So yesterday we went off to the flea market and even though we faded very fast and had to refresh ourselves at Aboulafia enough to get home, I managed to pick up a lot of bling. Bath salts – 5 packages for 30 shekel. Reading glasses for 10 shekel. Great earrings from Alon Vintage shop on 11 Pinchas Ben Ari Street for 20 shekel. There was much more I’d like to have bought but Ezi’s broken wing made us cave in early. A bit of good luck because the technician who came and failed to fix the internet called and asked to come early and we arrived home just as he parked.
Later we went to meet some friends in what seemed to be a neglected and forgotten café I must have written about many times here on Kikar Masaryk. Toseret Haaretz. I know I wrote a poem at least 25 years ago. Anyhow it turned out there were one or two people I didn’t know in the café. And those were people I knew of.
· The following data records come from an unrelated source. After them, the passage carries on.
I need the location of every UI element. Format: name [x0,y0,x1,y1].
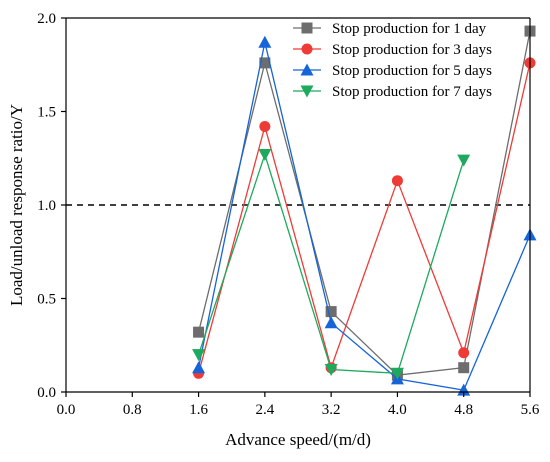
data-point [192,349,206,362]
data-point [193,326,205,338]
y-tick-label: 0.0 [37,385,56,401]
legend-item: Stop production for 5 days [293,63,492,79]
plot-area [66,25,537,396]
x-tick-label: 4.0 [388,402,407,418]
legend-marker [301,22,313,34]
series-line [197,152,465,374]
legend-label: Stop production for 7 days [332,84,492,100]
legend-item: Stop production for 1 day [293,21,487,37]
x-tick-label: 3.2 [322,402,341,418]
y-tick-label: 1.5 [37,105,56,121]
legend-label: Stop production for 3 days [332,42,492,58]
legend-marker [300,63,314,76]
data-point [457,154,471,167]
series-line [197,62,531,374]
series-line [197,42,531,391]
x-tick-label: 4.8 [454,402,473,418]
x-tick-label: 0.8 [123,402,142,418]
y-axis-title: Load/unload response ratio/Y [7,104,26,306]
legend: Stop production for 1 day Stop production… [293,21,492,100]
data-point [192,361,206,374]
legend-item: Stop production for 7 days [293,84,492,100]
data-point [390,367,404,380]
data-point [391,175,403,187]
data-point [259,57,271,69]
data-point [258,149,272,162]
data-point [458,362,470,374]
series-line [197,30,531,376]
data-point [325,306,337,318]
x-tick-label: 5.6 [521,402,540,418]
y-tick-label: 0.5 [37,292,56,308]
legend-label: Stop production for 5 days [332,63,492,79]
data-point [324,316,338,329]
x-tick-label: 2.4 [255,402,274,418]
y-tick-label: 1.0 [37,198,56,214]
series-3 [192,35,537,396]
legend-marker [300,85,314,98]
legend-label: Stop production for 1 day [332,21,487,37]
x-axis-title: Advance speed/(m/d) [225,430,371,449]
legend-item: Stop production for 3 days [293,42,492,58]
series-4 [192,149,471,380]
legend-marker [301,43,313,55]
data-point [259,120,271,132]
y-tick-label: 2.0 [37,11,56,27]
data-point [457,383,471,396]
data-point [258,35,272,48]
data-point [324,364,338,377]
x-tick-label: 1.6 [189,402,208,418]
ticks: 0.0 0.8 1.6 2.4 3.2 4.0 4.8 5.6 0.0 0.5 1.0 1.5 2.0 [37,11,540,418]
data-point [458,347,470,359]
x-tick-label: 0.0 [57,402,76,418]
We should have gone home to watch the news, but that would have been so depressing, and on our way to the parking lot we passed the Naaman outlet shop off of Rabin Square that apparently buys odd lots and stuff, and in the attic there we finally found sheets that match our strange bed size. For maybe 11$ each. It meant plodding through packages covering the floor but somehow we felt happier doing that than finding out the latest details of the government-media scandals. Not that we never knew it all along. I think most people can spot planted news most of the time.
February 20, 2018
That was five minutes ago.
Now everything is changing minute by minute and I'm not able to express the feeling of all our nightmares coming true.